Elle a remué un instant le contenu de son assiette avant de changer de sujet, à première vue.

— Mannie, je plaisantais quand j’ai parlé d’épouser ta famille, tu sais. Tu n’as rien à craindre de moi. Si jamais je me remarie un jour – ce qui paraît improbable mais je n’y suis pas opposée –, ce sera avec un seul homme ; un gentil petit mariage, bien uni, comme chez les vers de Terre. Oh, ça ne veut pas dire que je l’attacherais sans lui permettre de courir un peu. Je ne pense pas que cela ait beaucoup d’importance si un homme va parfois déjeuner dehors, tant qu’il revient dîner chez lui. J’essayerai de le rendre heureux.

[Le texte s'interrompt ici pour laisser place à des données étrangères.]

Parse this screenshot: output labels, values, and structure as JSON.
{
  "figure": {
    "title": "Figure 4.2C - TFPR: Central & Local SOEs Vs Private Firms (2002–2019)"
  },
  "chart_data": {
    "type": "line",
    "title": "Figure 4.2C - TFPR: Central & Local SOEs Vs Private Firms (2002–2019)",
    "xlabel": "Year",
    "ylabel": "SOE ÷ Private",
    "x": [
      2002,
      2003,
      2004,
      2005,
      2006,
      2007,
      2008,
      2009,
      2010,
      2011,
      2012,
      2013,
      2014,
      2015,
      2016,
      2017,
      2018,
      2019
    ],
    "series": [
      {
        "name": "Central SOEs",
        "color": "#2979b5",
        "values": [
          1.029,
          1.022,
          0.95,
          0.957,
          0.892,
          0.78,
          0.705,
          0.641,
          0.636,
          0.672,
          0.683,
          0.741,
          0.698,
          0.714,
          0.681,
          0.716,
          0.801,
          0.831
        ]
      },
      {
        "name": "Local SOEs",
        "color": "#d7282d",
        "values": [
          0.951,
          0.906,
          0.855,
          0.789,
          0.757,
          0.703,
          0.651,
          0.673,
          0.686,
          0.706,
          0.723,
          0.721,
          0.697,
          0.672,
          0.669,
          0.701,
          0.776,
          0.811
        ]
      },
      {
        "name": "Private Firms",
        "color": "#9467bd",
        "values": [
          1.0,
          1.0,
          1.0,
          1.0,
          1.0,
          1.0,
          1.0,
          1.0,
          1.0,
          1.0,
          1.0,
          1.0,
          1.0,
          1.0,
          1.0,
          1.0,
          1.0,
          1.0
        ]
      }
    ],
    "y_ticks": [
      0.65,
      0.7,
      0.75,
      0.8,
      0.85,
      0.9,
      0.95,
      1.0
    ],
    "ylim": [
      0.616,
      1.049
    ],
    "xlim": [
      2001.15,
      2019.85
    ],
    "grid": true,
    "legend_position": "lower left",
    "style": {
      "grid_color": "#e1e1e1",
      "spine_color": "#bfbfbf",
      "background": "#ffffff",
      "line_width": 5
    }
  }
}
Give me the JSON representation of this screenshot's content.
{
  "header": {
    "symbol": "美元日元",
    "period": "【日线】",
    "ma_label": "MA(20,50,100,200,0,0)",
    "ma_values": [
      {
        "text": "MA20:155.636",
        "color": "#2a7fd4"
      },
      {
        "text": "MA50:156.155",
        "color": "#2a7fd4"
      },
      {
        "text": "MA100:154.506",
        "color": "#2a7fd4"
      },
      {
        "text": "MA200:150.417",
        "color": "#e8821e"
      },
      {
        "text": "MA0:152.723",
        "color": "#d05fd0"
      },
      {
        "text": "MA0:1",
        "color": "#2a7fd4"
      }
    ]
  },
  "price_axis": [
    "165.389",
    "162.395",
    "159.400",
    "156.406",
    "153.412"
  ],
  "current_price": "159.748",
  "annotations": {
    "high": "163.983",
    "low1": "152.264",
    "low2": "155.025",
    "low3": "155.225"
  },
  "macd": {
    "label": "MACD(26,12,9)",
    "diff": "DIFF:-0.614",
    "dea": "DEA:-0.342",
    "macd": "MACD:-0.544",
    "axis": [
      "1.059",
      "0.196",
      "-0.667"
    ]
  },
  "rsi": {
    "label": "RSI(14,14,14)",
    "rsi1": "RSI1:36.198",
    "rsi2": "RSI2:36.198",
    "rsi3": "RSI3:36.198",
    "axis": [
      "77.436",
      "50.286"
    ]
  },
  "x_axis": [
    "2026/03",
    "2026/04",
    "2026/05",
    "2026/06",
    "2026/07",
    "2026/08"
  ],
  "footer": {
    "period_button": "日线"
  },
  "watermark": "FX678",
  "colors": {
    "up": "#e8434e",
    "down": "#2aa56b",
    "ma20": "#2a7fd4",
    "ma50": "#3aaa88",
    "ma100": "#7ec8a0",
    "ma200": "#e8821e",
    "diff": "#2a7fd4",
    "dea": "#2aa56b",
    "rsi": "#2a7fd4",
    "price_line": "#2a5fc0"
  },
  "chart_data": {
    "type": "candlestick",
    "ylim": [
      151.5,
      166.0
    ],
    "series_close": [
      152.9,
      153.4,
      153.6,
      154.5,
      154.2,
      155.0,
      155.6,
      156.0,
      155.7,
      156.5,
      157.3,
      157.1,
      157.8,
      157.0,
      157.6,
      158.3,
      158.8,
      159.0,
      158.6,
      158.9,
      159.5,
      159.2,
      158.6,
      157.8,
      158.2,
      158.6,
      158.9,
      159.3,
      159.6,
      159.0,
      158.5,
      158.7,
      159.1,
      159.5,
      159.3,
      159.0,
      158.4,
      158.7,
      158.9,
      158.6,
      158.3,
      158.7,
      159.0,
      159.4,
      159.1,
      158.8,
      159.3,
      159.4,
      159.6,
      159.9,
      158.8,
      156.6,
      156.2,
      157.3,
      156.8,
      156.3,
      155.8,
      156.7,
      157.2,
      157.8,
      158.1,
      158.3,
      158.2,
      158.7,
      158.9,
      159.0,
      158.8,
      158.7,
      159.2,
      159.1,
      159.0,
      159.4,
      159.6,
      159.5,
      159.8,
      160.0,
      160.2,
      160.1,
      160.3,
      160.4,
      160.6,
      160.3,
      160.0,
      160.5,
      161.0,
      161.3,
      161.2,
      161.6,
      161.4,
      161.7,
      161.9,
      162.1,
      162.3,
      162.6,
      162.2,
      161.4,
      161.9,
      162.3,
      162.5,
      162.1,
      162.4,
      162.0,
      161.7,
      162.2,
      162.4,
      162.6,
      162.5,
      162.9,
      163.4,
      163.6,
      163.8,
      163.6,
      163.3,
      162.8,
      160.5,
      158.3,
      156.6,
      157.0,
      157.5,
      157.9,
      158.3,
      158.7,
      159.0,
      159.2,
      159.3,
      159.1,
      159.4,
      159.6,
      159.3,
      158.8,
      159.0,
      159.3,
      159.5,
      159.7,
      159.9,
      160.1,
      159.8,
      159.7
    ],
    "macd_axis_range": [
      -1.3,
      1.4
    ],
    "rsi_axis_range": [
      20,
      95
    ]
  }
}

— Ça n’a pas duré avec les jumeaux ?

— Non, ce n’est pas cela du tout. Je suis tombée enceinte, nous étions tous les trois ravis… mais j’ai accouché d’un gosse monstrueux et nous avons dû l’éliminer. Ils m’ont beaucoup soutenue à ce moment-là, mais je ne suis quand même pas complètement idiote. J’ai fait publier l’annonce de mon divorce, je me suis fait stériliser et je suis allée de Novylen à Hong-Kong, où j’ai pris un nouveau départ comme Femme Libre.

— Un peu excessif, non ? Ce sont le plus souvent les parents mâles, plus exposés à ce genre de risque, qui sont responsables.

— Pas dans mon cas. Nous avions fait faire les calculs par une excellente mathématicienne génétique de Novy Leningrad, l’une des meilleures d’Union soviétique avant d’être déportée. Je sais parfaitement ce qui m’est arrivé. J’étais volontaire pour la colonisation – ou plutôt ma mère – moi, je n’avais que cinq ans. Elle avait décidé de suivre mon père, déjà déporté, et ils m’ont emmenée avec eux. Une tempête solaire menaçait, mais le pilote a pensé que nous pouvions nous en tirer – ou alors, il ne s’en souciait pas : il s’agissait d’un cyborg. Il est parvenu à traverser la tempête, mais nous avons été blessés à l’atterrissage. Voilà une des raisons qui m’ont poussée à faire de la politique : le vaisseau est resté isolé quatre heures avant que nous ne puissions débarquer. Interdiction administrative, peut-être une mesure de quarantaine, j’étais trop jeune pour le savoir. Pourtant, quelques années plus tard, j’étais assez vieille pour comprendre que j’avais mis un monstre au monde parce que l’Autorité ne se préoccupe pas du sort des exilés.